Murray doesn’t crumble. Instead, he is quietly braced by the
atmosphere in the building. He says, in his plain and understated monotone, that
the home crowd “helps him focus on the important points.” The stadium doesn’t
veer as wildly between joy and trepidation as it did with Henman, because Murray has been in total control of the situation over the
first week.
As he did against Ernests Gulbis on Thursday, Murray jumps
out to an early lead over Victor Troicki, which gives him the confidence to begin
carving up the court with his various changes of pace. The defensive forehand
slice has become a staple of his arsenal, and while it doesn’t look like
much, it’s tough to hit it past Murray, who can guard the entire baseline from
his position of deep retreat.
The match is over in a hurry, but watching Murray hit a
vicious side spinning backhand and follow it to net for a touch volley, I find time to ask: Is he the first player with
a two-handed backhand to play like he has a one-hander? One thing I do know: The guy has grown up fast.
8:00: Centre Court
The roof has been closed as I’ve been speaking here, though no one is
playing. It’s beautiful at
first sight, and there's a sense of fun among the fans who stay and take photos of each other in what appears to everyone to be a brand new arena. Its historical and seemingly God-given atmosphere has been completely altered with one cosmetic change. “Is this Wimbledon?”

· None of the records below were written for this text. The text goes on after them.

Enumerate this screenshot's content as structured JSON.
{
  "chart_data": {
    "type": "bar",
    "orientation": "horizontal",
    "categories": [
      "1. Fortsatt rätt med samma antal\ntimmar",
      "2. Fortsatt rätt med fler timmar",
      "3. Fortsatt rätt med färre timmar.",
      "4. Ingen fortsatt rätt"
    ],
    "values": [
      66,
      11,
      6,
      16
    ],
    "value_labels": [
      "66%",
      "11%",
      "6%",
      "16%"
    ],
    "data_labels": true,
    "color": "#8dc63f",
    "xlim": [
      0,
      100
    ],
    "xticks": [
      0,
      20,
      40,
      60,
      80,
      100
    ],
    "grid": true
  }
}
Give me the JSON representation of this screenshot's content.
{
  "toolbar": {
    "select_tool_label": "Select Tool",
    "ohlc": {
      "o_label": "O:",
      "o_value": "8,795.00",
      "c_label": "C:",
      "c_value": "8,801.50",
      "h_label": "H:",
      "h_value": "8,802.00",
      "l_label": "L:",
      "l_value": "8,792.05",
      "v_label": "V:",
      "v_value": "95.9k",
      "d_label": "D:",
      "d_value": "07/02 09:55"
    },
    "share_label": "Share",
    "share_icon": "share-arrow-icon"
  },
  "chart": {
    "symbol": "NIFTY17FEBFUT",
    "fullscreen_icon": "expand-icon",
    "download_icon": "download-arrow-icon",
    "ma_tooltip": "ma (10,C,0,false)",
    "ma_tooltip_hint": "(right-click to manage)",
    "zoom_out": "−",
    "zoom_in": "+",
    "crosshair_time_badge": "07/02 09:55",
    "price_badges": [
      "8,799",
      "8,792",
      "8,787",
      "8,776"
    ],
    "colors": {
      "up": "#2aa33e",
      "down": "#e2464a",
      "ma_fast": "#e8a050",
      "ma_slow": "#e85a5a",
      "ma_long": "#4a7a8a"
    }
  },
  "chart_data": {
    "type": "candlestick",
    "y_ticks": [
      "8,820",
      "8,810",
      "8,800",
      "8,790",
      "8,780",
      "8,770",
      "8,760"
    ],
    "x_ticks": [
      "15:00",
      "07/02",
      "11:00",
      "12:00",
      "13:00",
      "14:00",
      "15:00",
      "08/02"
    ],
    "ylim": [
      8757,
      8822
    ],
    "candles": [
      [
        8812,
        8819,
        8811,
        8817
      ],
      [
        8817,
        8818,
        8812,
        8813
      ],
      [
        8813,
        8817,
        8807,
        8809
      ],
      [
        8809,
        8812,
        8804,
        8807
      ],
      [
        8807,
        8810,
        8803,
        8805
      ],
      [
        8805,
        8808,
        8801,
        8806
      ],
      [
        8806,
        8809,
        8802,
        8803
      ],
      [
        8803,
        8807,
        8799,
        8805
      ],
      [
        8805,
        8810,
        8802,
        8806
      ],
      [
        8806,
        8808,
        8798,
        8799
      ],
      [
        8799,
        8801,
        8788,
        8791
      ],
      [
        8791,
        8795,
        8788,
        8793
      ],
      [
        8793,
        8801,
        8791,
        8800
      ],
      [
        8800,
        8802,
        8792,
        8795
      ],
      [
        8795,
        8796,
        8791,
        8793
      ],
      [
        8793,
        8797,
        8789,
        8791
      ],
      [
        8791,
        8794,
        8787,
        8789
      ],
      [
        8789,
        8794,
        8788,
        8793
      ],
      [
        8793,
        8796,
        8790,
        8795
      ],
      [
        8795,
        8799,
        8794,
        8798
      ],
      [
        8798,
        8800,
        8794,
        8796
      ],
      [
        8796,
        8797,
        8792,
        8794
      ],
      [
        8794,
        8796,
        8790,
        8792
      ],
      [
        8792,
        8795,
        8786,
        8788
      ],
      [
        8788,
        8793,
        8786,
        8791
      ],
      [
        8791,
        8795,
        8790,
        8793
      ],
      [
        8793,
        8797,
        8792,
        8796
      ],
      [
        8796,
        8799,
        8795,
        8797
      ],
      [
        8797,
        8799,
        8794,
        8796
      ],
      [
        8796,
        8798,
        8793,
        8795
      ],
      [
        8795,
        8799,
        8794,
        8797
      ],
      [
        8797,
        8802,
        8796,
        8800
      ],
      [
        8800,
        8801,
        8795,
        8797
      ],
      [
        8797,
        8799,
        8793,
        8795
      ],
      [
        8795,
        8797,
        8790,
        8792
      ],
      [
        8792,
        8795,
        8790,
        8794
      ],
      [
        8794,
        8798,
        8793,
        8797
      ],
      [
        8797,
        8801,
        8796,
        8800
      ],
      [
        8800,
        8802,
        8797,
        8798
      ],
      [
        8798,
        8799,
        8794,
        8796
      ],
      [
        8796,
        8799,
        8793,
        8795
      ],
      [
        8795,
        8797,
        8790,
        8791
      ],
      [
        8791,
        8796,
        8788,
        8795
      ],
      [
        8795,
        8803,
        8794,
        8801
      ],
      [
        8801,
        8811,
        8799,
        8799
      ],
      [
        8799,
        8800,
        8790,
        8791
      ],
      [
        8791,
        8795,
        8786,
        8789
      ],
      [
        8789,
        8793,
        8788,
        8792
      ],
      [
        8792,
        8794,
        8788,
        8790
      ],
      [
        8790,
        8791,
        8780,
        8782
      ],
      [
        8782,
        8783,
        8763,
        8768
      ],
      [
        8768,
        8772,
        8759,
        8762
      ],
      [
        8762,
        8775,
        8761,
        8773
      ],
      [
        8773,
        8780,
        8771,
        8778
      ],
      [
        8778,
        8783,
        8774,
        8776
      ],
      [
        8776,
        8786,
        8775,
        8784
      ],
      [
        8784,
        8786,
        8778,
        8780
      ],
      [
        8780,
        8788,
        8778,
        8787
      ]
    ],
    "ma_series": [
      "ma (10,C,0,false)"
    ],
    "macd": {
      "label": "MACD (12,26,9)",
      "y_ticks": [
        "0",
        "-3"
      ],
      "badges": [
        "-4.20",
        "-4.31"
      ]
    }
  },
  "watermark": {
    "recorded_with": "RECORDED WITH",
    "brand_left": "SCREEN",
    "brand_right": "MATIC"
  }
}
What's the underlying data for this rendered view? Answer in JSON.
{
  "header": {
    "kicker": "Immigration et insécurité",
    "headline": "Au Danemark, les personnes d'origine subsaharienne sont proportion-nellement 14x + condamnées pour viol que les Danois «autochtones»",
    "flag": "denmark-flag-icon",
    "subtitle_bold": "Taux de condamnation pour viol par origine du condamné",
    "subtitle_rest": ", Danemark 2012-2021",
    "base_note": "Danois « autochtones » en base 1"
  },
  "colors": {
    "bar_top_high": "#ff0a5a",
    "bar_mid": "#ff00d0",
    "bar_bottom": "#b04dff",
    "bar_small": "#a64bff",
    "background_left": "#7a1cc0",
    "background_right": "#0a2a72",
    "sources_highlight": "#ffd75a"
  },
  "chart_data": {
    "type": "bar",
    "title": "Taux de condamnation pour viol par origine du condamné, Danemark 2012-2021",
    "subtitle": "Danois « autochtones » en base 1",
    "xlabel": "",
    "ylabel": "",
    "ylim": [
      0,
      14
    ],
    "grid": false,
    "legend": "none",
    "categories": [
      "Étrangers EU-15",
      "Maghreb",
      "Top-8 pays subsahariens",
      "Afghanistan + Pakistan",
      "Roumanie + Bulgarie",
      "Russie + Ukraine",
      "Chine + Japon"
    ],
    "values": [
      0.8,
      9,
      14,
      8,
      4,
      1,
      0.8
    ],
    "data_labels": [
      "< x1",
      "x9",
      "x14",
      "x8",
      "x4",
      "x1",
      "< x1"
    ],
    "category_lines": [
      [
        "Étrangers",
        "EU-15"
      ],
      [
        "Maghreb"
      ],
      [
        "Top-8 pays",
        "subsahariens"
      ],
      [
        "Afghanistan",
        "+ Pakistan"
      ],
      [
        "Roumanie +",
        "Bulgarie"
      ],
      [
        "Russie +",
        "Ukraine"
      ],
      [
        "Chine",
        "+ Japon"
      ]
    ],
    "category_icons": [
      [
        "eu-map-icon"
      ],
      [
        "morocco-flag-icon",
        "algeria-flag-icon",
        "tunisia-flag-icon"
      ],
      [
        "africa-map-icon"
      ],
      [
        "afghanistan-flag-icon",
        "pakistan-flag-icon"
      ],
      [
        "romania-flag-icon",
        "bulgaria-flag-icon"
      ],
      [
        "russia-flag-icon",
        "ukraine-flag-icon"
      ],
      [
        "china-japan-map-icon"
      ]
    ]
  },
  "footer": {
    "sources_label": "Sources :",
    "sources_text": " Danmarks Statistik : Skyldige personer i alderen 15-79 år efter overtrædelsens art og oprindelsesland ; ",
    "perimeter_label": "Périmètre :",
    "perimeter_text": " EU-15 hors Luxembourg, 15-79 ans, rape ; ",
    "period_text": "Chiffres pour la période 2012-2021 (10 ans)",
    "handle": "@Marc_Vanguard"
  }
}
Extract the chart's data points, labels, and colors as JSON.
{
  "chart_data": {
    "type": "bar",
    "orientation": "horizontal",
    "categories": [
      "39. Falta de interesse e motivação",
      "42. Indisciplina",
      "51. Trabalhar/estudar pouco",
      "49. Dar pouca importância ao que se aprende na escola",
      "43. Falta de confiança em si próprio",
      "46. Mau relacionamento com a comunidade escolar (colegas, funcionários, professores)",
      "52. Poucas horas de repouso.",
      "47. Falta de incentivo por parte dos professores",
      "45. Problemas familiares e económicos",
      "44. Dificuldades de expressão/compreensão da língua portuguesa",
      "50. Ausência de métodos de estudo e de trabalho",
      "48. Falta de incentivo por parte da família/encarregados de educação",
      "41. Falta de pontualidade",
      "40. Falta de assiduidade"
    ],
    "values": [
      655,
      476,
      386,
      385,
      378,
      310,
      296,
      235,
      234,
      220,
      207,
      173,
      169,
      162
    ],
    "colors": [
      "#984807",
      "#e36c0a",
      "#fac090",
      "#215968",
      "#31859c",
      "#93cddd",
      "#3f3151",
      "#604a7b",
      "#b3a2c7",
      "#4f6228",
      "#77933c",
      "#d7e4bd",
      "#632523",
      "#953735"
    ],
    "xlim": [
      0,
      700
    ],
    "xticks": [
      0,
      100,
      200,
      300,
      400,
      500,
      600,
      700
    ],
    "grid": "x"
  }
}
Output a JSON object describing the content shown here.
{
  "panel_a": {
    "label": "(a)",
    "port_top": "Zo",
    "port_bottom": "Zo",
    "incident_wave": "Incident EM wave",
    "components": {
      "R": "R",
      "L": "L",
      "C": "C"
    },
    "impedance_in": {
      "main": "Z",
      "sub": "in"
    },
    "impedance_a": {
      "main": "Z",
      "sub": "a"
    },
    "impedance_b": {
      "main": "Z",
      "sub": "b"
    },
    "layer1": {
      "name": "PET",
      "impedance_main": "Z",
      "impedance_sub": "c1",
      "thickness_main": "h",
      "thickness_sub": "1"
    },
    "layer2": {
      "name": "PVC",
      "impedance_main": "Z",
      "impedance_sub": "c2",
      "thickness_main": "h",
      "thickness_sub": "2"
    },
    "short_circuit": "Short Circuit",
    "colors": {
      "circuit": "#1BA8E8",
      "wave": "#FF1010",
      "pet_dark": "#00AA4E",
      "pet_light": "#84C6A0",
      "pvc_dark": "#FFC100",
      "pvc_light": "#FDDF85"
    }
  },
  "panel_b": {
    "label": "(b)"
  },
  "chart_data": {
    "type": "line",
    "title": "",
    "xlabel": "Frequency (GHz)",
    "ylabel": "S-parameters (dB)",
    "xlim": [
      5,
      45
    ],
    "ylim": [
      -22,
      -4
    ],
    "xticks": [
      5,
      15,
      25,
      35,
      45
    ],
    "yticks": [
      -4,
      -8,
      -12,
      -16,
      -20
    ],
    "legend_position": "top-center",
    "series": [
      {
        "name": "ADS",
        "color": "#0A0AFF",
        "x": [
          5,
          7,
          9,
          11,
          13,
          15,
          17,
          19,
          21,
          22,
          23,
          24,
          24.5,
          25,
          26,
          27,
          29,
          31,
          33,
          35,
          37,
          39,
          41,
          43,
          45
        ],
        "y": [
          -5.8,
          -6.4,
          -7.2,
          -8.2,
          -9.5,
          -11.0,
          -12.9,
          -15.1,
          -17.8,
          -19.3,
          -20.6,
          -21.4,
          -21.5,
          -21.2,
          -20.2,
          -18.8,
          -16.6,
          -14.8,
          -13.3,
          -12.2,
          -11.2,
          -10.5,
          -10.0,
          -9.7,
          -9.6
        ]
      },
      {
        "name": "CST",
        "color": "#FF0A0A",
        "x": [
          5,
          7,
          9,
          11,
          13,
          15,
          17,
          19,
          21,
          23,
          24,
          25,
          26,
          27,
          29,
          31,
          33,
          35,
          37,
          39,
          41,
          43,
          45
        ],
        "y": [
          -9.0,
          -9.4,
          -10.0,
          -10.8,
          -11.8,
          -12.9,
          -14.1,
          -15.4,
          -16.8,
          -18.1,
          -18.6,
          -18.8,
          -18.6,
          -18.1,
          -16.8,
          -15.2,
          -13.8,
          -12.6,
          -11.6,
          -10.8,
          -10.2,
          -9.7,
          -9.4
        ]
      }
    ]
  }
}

is the question in everyone’s eyes.
The surface is brighter under the lights than it is much of
the time under clouds, and the roof is held by triangular girders that descend
surprisingly low. Knowing Wimbledon’s thoroughness, I can only assume they’re
elevated enough to allow for a toweringly high desperation lob. You can take
the rain out of tennis, but not the desperation.
What else will be lost with the roof? The sky, the clouds,
the sun, a connection with something larger than life, which Centre Court in
its old form, its form before today, seemed to be a part of. The old open
overhang didn’t have the power to blot out the sky, but it did have the
power to frame it. Maybe the best thing about the new roof is that we’ll
appreciate even more the way Centre Court looks when it’s not there.